Jonathan, Frey: Levez le pont-levis ! Technique de défense de la fin du Moyen Âge dans le canton de Berne, l’exemple des ponts basculants

Christophe, Gerber: Un lot de terres cuites architecturales estampées découvertes à Pontenet, Jura bernois

Lara, Wetzel: Errements et tourments dans la recherche sur le fer à cheval

Elisabeth, Crettaz-Stürzel: Forge et ferrage du mulet au 16e siècle en Valais

 

Levez le pont-levis ! Technique de défense de la fin du Moyen Âge dans le canton de Berne, l’exemple des ponts basculants

Dans le canton de Berne, 14 exemples de ponts dits basculants sont actuellement connus. Dans ce sous-type de pont-levis, les poutres longitudinales du tablier qui enjambe le fossé sont prolongées au-delà du seuil de la porte et introduites dans le passage pour permettre de suspendre des contrepoids à leur extrémité inférieure. Le poids du pont étant ainsi idéalement
contrebalancé cela permettait à une personne seule de le hisser en un minimum de temps. Pour que la partie des poutres située sous le passage de la porte puisse basculer vers le bas, il devait y avoir des fosses taillées dans la roche ou des puits creusés dans la terre. Les ponts basculants du canton de Berne se concentrent pour la plupart sur les châteaux et les villes du Plateau suisse. La plupart furent construits durant la seconde moitié du XIVe siècle et la première moitié du XVe siècle. Comme d’autres ponts-levis, les ponts basculants servaient de protection supplémentaire pour la porte, qui constituait toujours l’un des principaux points faibles d’une fortification.
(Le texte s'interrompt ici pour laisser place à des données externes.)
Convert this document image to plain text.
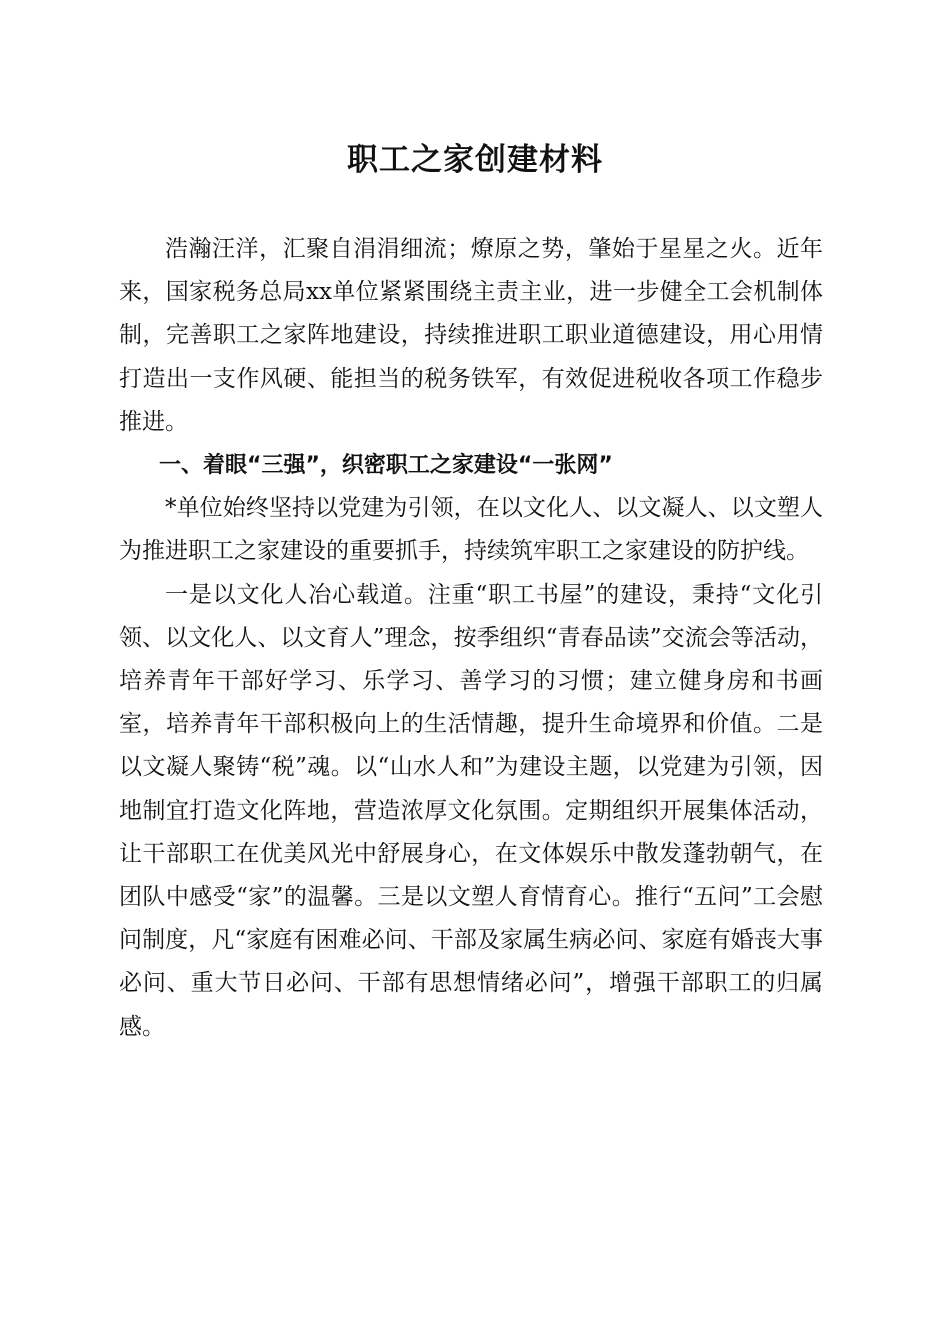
职工之家创建材料

浩瀚汪洋，汇聚自涓涓细流；燎原之势，肇始于星星之火。近年来，国家税务总局xx单位紧紧围绕主责主业，进一步健全工会机制体制，完善职工之家阵地建设，持续推进职工职业道德建设，用心用情打造出一支作风硬、能担当的税务铁军，有效促进税收各项工作稳步推进。

一、着眼“三强”，织密职工之家建设“一张网”

*单位始终坚持以党建为引领，在以文化人、以文凝人、以文塑人为推进职工之家建设的重要抓手，持续筑牢职工之家建设的防护线。

一是以文化人冶心载道。注重“职工书屋”的建设，秉持“文化引领、以文化人、以文育人”理念，按季组织“青春品读”交流会等活动，培养青年干部好学习、乐学习、善学习的习惯；建立健身房和书画室，培养青年干部积极向上的生活情趣，提升生命境界和价值。二是以文凝人聚铸“税”魂。以“山水人和”为建设主题，以党建为引领，因地制宜打造文化阵地，营造浓厚文化氛围。定期组织开展集体活动，让干部职工在优美风光中舒展身心，在文体娱乐中散发蓬勃朝气，在团队中感受“家”的温馨。三是以文塑人育情育心。推行“五问”工会慰问制度，凡“家庭有困难必问、干部及家属生病必问、家庭有婚丧大事必问、重大节日必问、干部有思想情绪必问”，增强干部职工的归属感。
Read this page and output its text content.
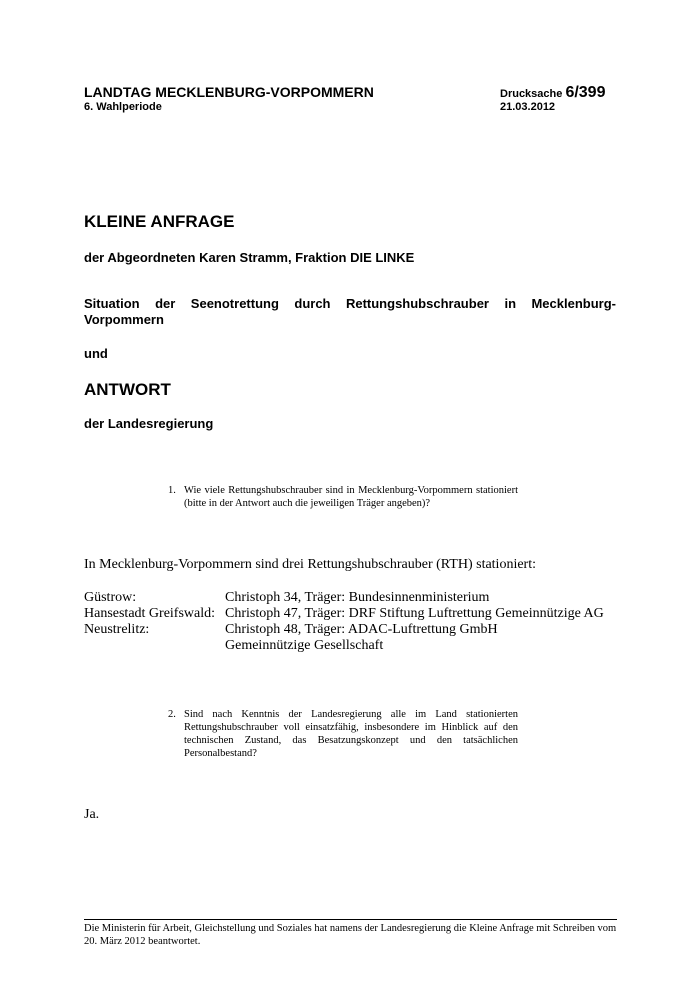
LANDTAG MECKLENBURG-VORPOMMERN
6. Wahlperiode
Drucksache 6/399
21.03.2012
KLEINE ANFRAGE
der Abgeordneten Karen Stramm, Fraktion DIE LINKE
Situation der Seenotrettung durch Rettungshubschrauber in Mecklenburg-Vorpommern
und
ANTWORT
der Landesregierung
1. Wie viele Rettungshubschrauber sind in Mecklenburg-Vorpommern stationiert (bitte in der Antwort auch die jeweiligen Träger angeben)?
In Mecklenburg-Vorpommern sind drei Rettungshubschrauber (RTH) stationiert:
Güstrow:	Christoph 34, Träger: Bundesinnenministerium
Hansestadt Greifswald: Christoph 47, Träger: DRF Stiftung Luftrettung Gemeinnützige AG
Neustrelitz:	Christoph 48, Träger: ADAC-Luftrettung GmbH Gemeinnützige Gesellschaft
2. Sind nach Kenntnis der Landesregierung alle im Land stationierten Rettungshubschrauber voll einsatzfähig, insbesondere im Hinblick auf den technischen Zustand, das Besatzungskonzept und den tatsächlichen Personalbestand?
Ja.
Die Ministerin für Arbeit, Gleichstellung und Soziales hat namens der Landesregierung die Kleine Anfrage mit Schreiben vom 20. März 2012 beantwortet.
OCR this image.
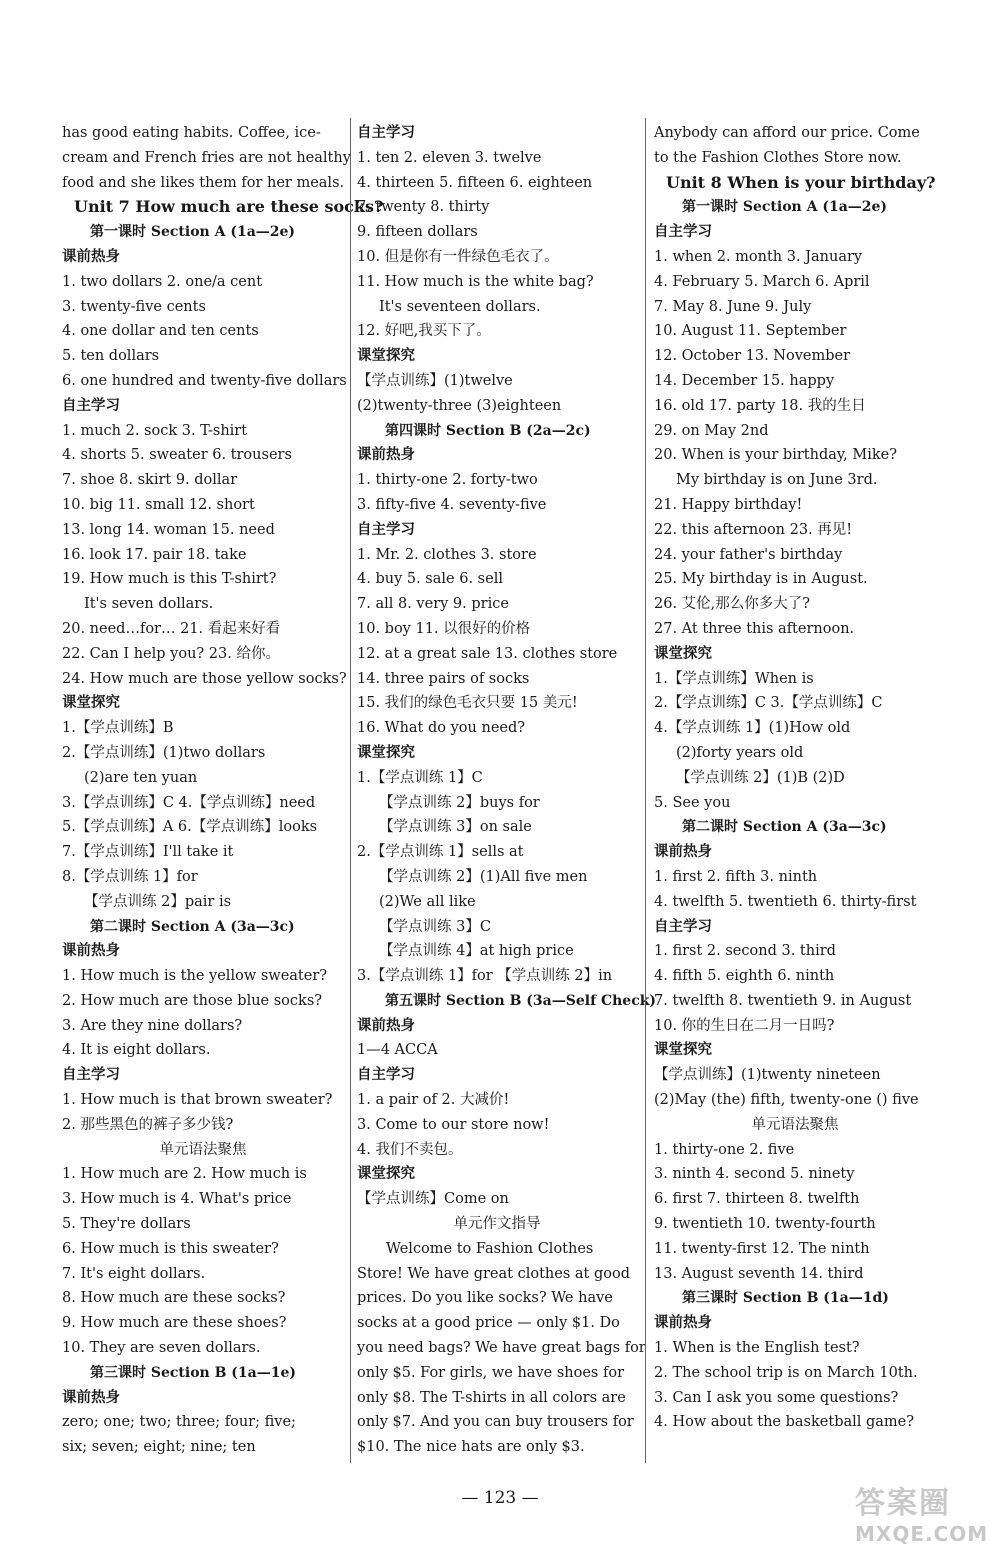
has good eating habits. Coffee, ice-
cream and French fries are not healthy
food and she likes them for her meals.
Unit 7 How much are these socks?
第一课时 Section A (1a—2e)
课前热身
1. two dollars 2. one/a cent
3. twenty-five cents
4. one dollar and ten cents
5. ten dollars
6. one hundred and twenty-five dollars
自主学习
1. much 2. sock 3. T-shirt
4. shorts 5. sweater 6. trousers
7. shoe 8. skirt 9. dollar
10. big 11. small 12. short
13. long 14. woman 15. need
16. look 17. pair 18. take
19. How much is this T-shirt?
It's seven dollars.
20. need…for… 21. 看起来好看
22. Can I help you? 23. 给你。
24. How much are those yellow socks?
课堂探究
1.【学点训练】B
2.【学点训练】(1)two dollars
(2)are ten yuan
3.【学点训练】C 4.【学点训练】need
5.【学点训练】A 6.【学点训练】looks
7.【学点训练】I'll take it
8.【学点训练 1】for
【学点训练 2】pair is
第二课时 Section A (3a—3c)
课前热身
1. How much is the yellow sweater?
2. How much are those blue socks?
3. Are they nine dollars?
4. It is eight dollars.
自主学习
1. How much is that brown sweater?
2. 那些黑色的裤子多少钱?
单元语法聚焦
1. How much are 2. How much is
3. How much is 4. What's price
5. They're dollars
6. How much is this sweater?
7. It's eight dollars.
8. How much are these socks?
9. How much are these shoes?
10. They are seven dollars.
第三课时 Section B (1a—1e)
课前热身
zero; one; two; three; four; five;
six; seven; eight; nine; ten
自主学习
1. ten 2. eleven 3. twelve
4. thirteen 5. fifteen 6. eighteen
7. twenty 8. thirty
9. fifteen dollars
10. 但是你有一件绿色毛衣了。
11. How much is the white bag?
It's seventeen dollars.
12. 好吧,我买下了。
课堂探究
【学点训练】(1)twelve
(2)twenty-three (3)eighteen
第四课时 Section B (2a—2c)
课前热身
1. thirty-one 2. forty-two
3. fifty-five 4. seventy-five
自主学习
1. Mr. 2. clothes 3. store
4. buy 5. sale 6. sell
7. all 8. very 9. price
10. boy 11. 以很好的价格
12. at a great sale 13. clothes store
14. three pairs of socks
15. 我们的绿色毛衣只要 15 美元!
16. What do you need?
课堂探究
1.【学点训练 1】C
【学点训练 2】buys for
【学点训练 3】on sale
2.【学点训练 1】sells at
【学点训练 2】(1)All five men
(2)We all like
【学点训练 3】C
【学点训练 4】at high price
3.【学点训练 1】for 【学点训练 2】in
第五课时 Section B (3a—Self Check)
课前热身
1—4 ACCA
自主学习
1. a pair of 2. 大减价!
3. Come to our store now!
4. 我们不卖包。
课堂探究
【学点训练】Come on
单元作文指导
Welcome to Fashion Clothes
Store! We have great clothes at good
prices. Do you like socks? We have
socks at a good price — only $1. Do
you need bags? We have great bags for
only $5. For girls, we have shoes for
only $8. The T-shirts in all colors are
only $7. And you can buy trousers for
$10. The nice hats are only $3.
Anybody can afford our price. Come
to the Fashion Clothes Store now.
Unit 8 When is your birthday?
第一课时 Section A (1a—2e)
自主学习
1. when 2. month 3. January
4. February 5. March 6. April
7. May 8. June 9. July
10. August 11. September
12. October 13. November
14. December 15. happy
16. old 17. party 18. 我的生日
29. on May 2nd
20. When is your birthday, Mike?
My birthday is on June 3rd.
21. Happy birthday!
22. this afternoon 23. 再见!
24. your father's birthday
25. My birthday is in August.
26. 艾伦,那么你多大了?
27. At three this afternoon.
课堂探究
1.【学点训练】When is
2.【学点训练】C 3.【学点训练】C
4.【学点训练 1】(1)How old
(2)forty years old
【学点训练 2】(1)B (2)D
5. See you
第二课时 Section A (3a—3c)
课前热身
1. first 2. fifth 3. ninth
4. twelfth 5. twentieth 6. thirty-first
自主学习
1. first 2. second 3. third
4. fifth 5. eighth 6. ninth
7. twelfth 8. twentieth 9. in August
10. 你的生日在二月一日吗?
课堂探究
【学点训练】(1)twenty nineteen
(2)May (the) fifth, twenty-one () five
单元语法聚焦
1. thirty-one 2. five
3. ninth 4. second 5. ninety
6. first 7. thirteen 8. twelfth
9. twentieth 10. twenty-fourth
11. twenty-first 12. The ninth
13. August seventh 14. third
第三课时 Section B (1a—1d)
课前热身
1. When is the English test?
2. The school trip is on March 10th.
3. Can I ask you some questions?
4. How about the basketball game?
— 123 —	答案圈
MXQE.COM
Si le pont était parfaitement ajusté à l’ouverture de la porte, il était plus difficile pour les assaillants de le tirer vers le bas avec des crochets. De plus, les ponts basculants pouvaient être fermés en quelques secondes et ne nécessitaient qu’un minimum de personnel pour les manoeuvrer. Malgré ces avantages militaires, bon nombre d’entre eux disparurent au cours du XVIe siècle. La présentation des résultats archéologiques
et architecturaux des ponts basculants dans cet article ne constitue qu’une première étape dans l’étude des pontslevis du canton de Berne. Pour une meilleure classification du point de vue de la technique de défense, il faudrait également soumettre les découvertes relatives aux ponts basculants et aux ponts basculants à balanciers et les confronter à un examen des sources écrites et iconographiques.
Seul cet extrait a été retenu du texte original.